Our discussion at the Kwaku (anonymized) community was facilitated by local representatives of an NGO, working towards food security improvements in the Northern Region, through the introduction of soya crops. Farming is the main economic activity in Kwaku. Situated on alluvial soils, the community faces rainy (18-20oC) and the dry (39-40oC) seasons. Vegetation is mostly savannah woodland, with cash crop trees being dawa-dawa, sheanut and mango; and cultivation crops being yam, groundnut, rice.
Records for Kwaku show population of about 3 264 residents, with 48% male and 52% female. The community is characterized by strong traditional governance structures, including the roles of chief warrior, women’s leader, mouthpiece of the chief, chief-in-waiting and youth organizer. Besides chieftancy and the district assembly, formal structures in the community include parent teacher association, traditional birth attendants, youth committee, guinea worm eradication committee, food management committee and women’s groups.
Farmers began the meeting by commenting on new crop varieties and on recent infrastructure developments. The maize variety that was used previously took about 4 to 5 months to mature, but the improved variety which is currently used takes 2 to 3 months to reach maturity. Even though population has been increasing, there is still enough land for farming. In terms of infrastructure, there is no electricity supply but the road to the community was expanded from a narrow foot path to a motorable road in order to aid the transportation of foodstuffs out of the community.
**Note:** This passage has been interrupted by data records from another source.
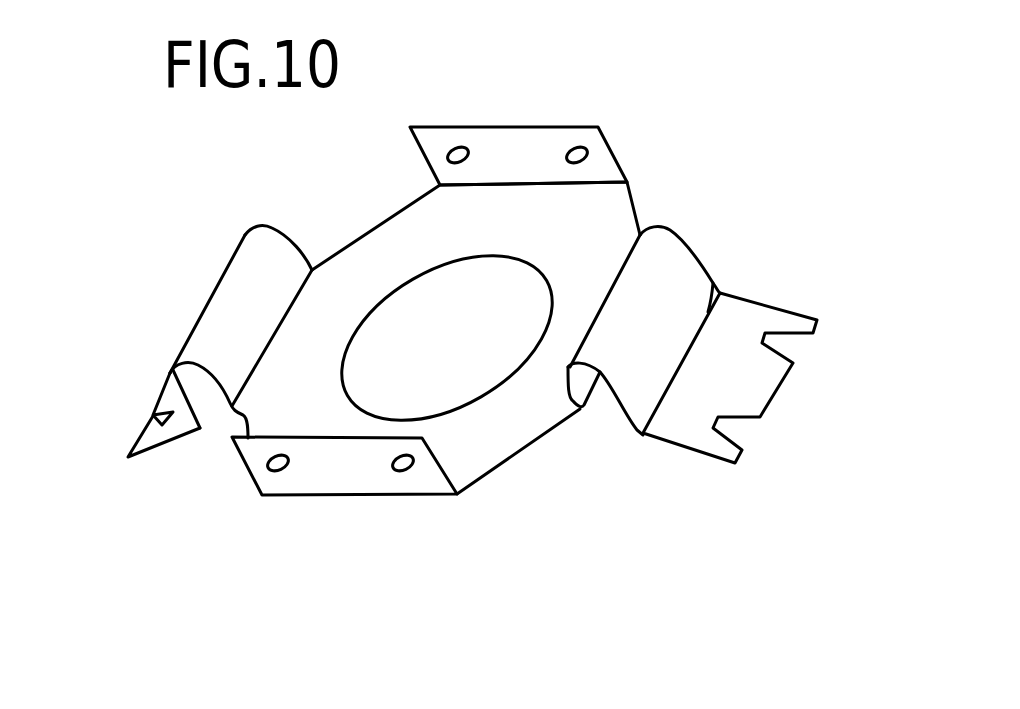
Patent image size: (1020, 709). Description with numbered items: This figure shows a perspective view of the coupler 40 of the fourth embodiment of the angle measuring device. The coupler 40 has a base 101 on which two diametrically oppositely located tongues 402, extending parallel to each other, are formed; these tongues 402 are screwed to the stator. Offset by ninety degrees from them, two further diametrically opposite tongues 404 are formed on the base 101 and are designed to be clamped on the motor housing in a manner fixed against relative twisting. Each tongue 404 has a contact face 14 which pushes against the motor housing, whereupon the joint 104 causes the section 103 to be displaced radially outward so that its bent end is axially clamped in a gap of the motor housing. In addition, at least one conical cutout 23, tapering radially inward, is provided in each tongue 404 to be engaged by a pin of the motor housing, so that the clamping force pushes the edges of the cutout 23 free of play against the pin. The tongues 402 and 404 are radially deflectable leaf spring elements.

The coupler 40 is at (537, 489).
The base 101 is at (387, 263).
The tongues 402 is at (505, 144).
The tongues 404 is at (242, 273).
The joint 104 is at (200, 428).
The contact face 14 is at (702, 455).
The section 103 is at (172, 397).
The cutout 23 is at (152, 417).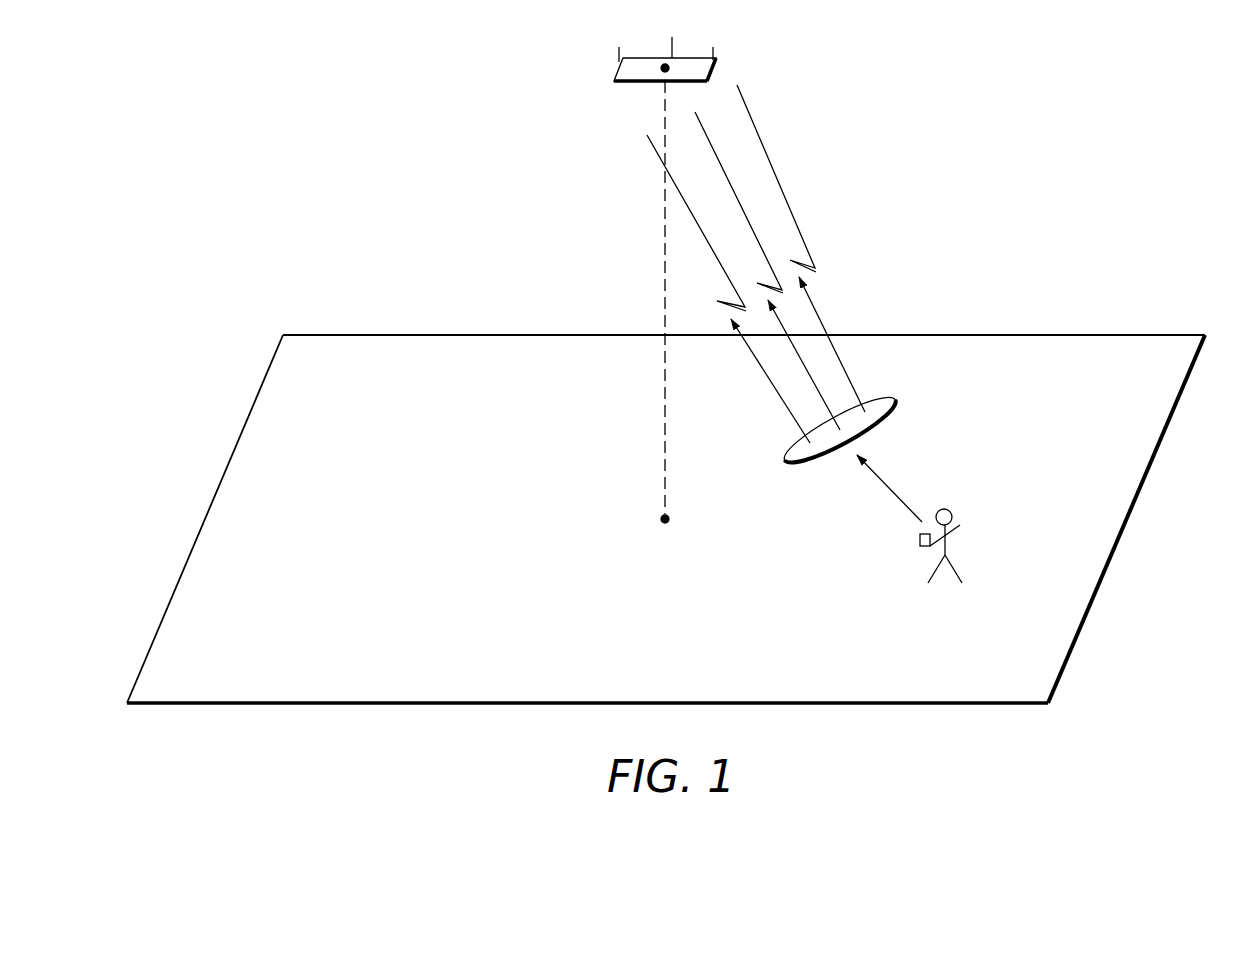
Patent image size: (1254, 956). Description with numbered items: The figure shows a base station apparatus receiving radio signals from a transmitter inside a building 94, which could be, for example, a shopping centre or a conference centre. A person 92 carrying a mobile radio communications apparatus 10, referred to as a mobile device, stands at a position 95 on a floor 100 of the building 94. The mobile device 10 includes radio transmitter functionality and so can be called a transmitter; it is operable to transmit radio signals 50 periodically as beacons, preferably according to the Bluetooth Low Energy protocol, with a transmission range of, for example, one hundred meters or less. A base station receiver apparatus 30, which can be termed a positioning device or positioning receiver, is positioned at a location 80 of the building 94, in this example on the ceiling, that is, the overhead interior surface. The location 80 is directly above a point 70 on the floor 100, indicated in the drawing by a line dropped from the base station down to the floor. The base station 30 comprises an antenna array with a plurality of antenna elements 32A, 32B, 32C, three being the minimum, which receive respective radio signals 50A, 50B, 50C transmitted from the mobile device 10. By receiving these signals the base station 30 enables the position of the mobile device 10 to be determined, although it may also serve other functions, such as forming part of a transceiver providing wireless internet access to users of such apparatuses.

The mobile radio communications apparatus 10 is at (919, 540).
The base station receiver apparatus 30 is at (614, 92).
The antenna element 32A is at (618, 52).
The antenna element 32B is at (671, 42).
The antenna element 32C is at (714, 52).
The radio signals 50 is at (893, 403).
The radio signal 50A is at (659, 157).
The radio signal 50B is at (809, 375).
The radio signal 50C is at (777, 178).
The point on the floor 70 is at (660, 519).
The location 80 is at (666, 65).
The person 92 is at (1005, 485).
The building 94 is at (1152, 232).
The position 95 is at (957, 531).
The floor 100 is at (473, 703).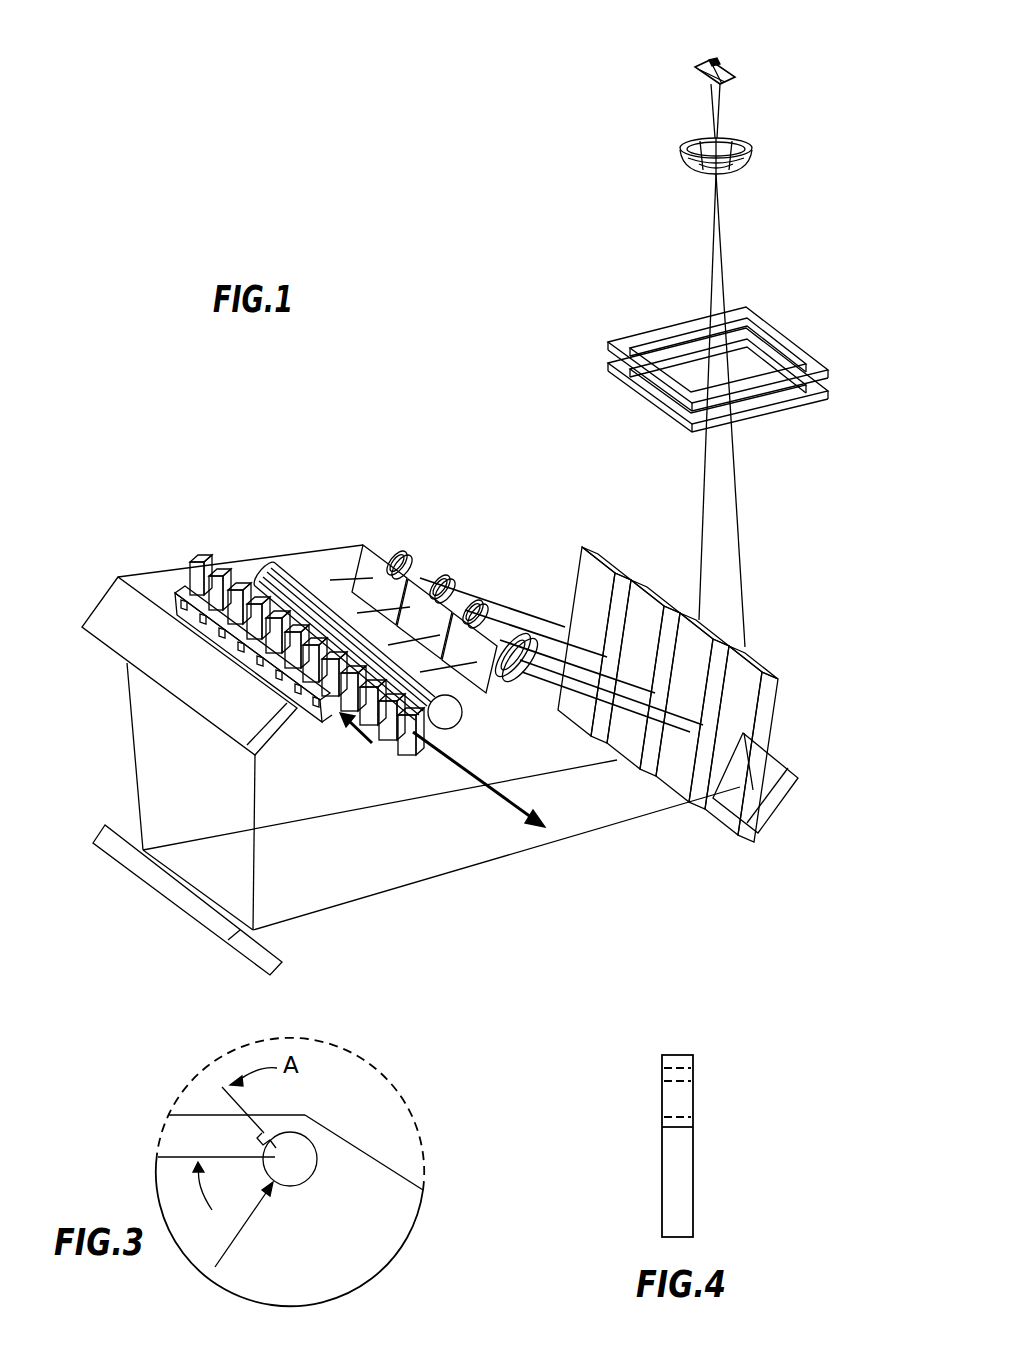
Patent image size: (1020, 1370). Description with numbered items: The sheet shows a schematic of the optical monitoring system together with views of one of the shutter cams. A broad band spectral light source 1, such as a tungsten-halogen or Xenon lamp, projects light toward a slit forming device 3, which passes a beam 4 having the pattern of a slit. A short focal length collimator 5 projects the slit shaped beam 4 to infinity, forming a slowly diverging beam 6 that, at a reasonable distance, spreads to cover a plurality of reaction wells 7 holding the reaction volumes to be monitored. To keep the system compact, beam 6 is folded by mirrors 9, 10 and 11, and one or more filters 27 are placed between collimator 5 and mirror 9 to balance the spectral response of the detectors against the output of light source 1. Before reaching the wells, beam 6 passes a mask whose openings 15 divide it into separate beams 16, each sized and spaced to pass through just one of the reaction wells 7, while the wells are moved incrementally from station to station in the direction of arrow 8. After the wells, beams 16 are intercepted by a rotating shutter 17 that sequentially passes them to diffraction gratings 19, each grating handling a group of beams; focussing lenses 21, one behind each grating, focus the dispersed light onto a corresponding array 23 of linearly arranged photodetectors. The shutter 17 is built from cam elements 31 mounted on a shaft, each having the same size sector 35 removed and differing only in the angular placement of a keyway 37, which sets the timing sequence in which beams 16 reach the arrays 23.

In FIG. 1, the broad band spectral light source 1 is at (722, 68).
In FIG. 1, the slit forming device 3 is at (738, 80).
In FIG. 1, the beam 4 is at (718, 118).
In FIG. 1, the short focal length collimator 5 is at (752, 150).
In FIG. 1, the slowly diverging beam 6 is at (745, 555).
In FIG. 1, the reaction wells 7 is at (188, 560).
In FIG. 1, the arrow 8 is at (487, 784).
In FIG. 1, the mirror 9 is at (770, 818).
In FIG. 1, the mirror 10 is at (258, 966).
In FIG. 1, the mirror 11 is at (110, 620).
In FIG. 1, the openings 15 is at (245, 658).
In FIG. 1, the separate beams 16 is at (363, 743).
In FIG. 1, the rotating shutter 17 is at (274, 570).
In FIG. 1, the diffraction gratings 19 is at (370, 572).
In FIG. 1, the focussing lenses 21 is at (485, 595).
In FIG. 1, the array of linearly arranged photodetectors 23 is at (594, 548).
In FIG. 1, the filters 27 is at (830, 376).
In FIG. 3, the cam elements 31 is at (426, 1194).
In FIG. 4, the cam elements 31 is at (700, 1141).
In FIG. 3, the sector 35 is at (393, 1087).
In FIG. 3, the keyway 37 is at (272, 1128).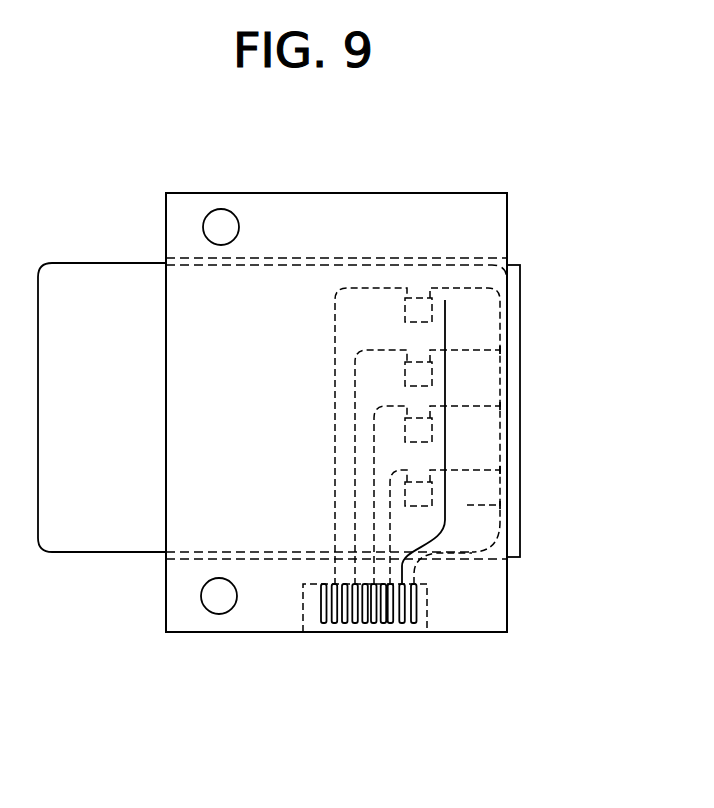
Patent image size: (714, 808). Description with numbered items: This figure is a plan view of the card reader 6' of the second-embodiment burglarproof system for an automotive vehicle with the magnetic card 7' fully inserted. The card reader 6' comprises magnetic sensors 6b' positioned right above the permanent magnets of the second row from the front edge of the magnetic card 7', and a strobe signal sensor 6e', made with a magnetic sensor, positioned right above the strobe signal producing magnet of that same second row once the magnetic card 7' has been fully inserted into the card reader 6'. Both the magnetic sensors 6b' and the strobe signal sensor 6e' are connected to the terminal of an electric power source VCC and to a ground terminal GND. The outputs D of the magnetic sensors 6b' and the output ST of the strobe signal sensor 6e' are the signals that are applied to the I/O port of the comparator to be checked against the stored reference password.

The card reader 6' is at (343, 385).
The magnetic card 7' is at (100, 377).
The magnetic sensors 6b' is at (462, 431).
The strobe signal sensor 6e' is at (495, 496).
The outputs D is at (383, 638).
The output ST is at (390, 633).
The terminal of electric power source Vcc VCC is at (405, 633).
The ground terminal GND is at (417, 633).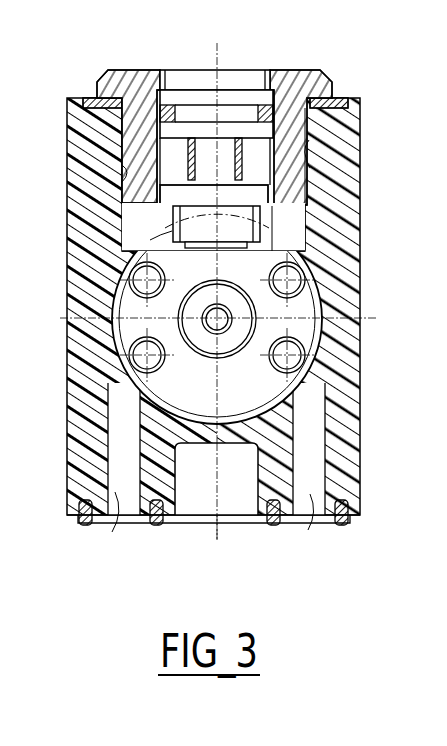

Mobile phones are recent in the community with Vodafone, MTN and Tigo being the available networks in the area. As objects, mobile phones are carriers of identity and inscribed with value. Out of 16 participants in the discussion, 3 used their phones for text messaging and 5 subscribed to the ‘calling tunes’ value added service. The latter are services which allow subscribers to manage callers’ perceptions by presenting to them selected answer tones. The significance of mobile phones as status symbols and the significance of musical entertainment in the rural context, are demonstrated by the following quote:
“Some of [us], [we] call it ‘a bar of soap’ because they are big. Those ones, they don’t have camera and they don’t have music player. That’s what we call a ‘bar of soap’. Those ones, [we] don’t like them. […] This one has a torch light on it. A basic one [is] without a torch light. If any of [us] had one with a music payer, and a camera, and those things, you will see which one because [people] will be following him because of the music. […] “
Most people of Kwaku community charge their phone batteries in the nearby district center at a fee of GhC 0.50. The community was once given a solar charger, which ended up bringing a lot of confusion because there were arguments as to who should charge his or her phone first. Consequently, the solar charger was worn out and it is hardly used. Discussing the amounts they spend on call credit per week, 4 people said they spend up to GhC 2 per week. Two people used an average of GhC 3 a week, whereas another 2 used GhC 4-5 a week. One person was spending average of GhC 6-10 per week. Mobile phones are used mostly to complement other information channels, such as social networks. People phone to reach relatives, to access centralized market information services, and to verify the market prices received through such services with their personal contacts. They confirmed that the market information they received was reliable most of the time, and informed their decisions where to sell their produce. On a few occasions, prices were slightly higher or lower than was anticipated through the price information received.
Eight people in the focus group said they have radio sets. They mentioned Radio Savannah, North Star Radio, Radio Justice, Radio Volta and Radio B.A.R as the ones that are transmitted in the area. Radio, they said is mostly listened individually and not in a group; and it is the preferred source of national and international news.Surprisingly, even though people in the Kwaku had no electricity supplu, 3 of the group participants owned TV sets. They bought the television sets when the electric poles were being erected, and they expected that electricity supply will reach them shortly. In terms of legacy technologies, the community has a gong-gong beater who announces meetings. Occasionally, people call each-other on their cell phones to remind of up-coming meetings. Nonetheless, it is considered profligate.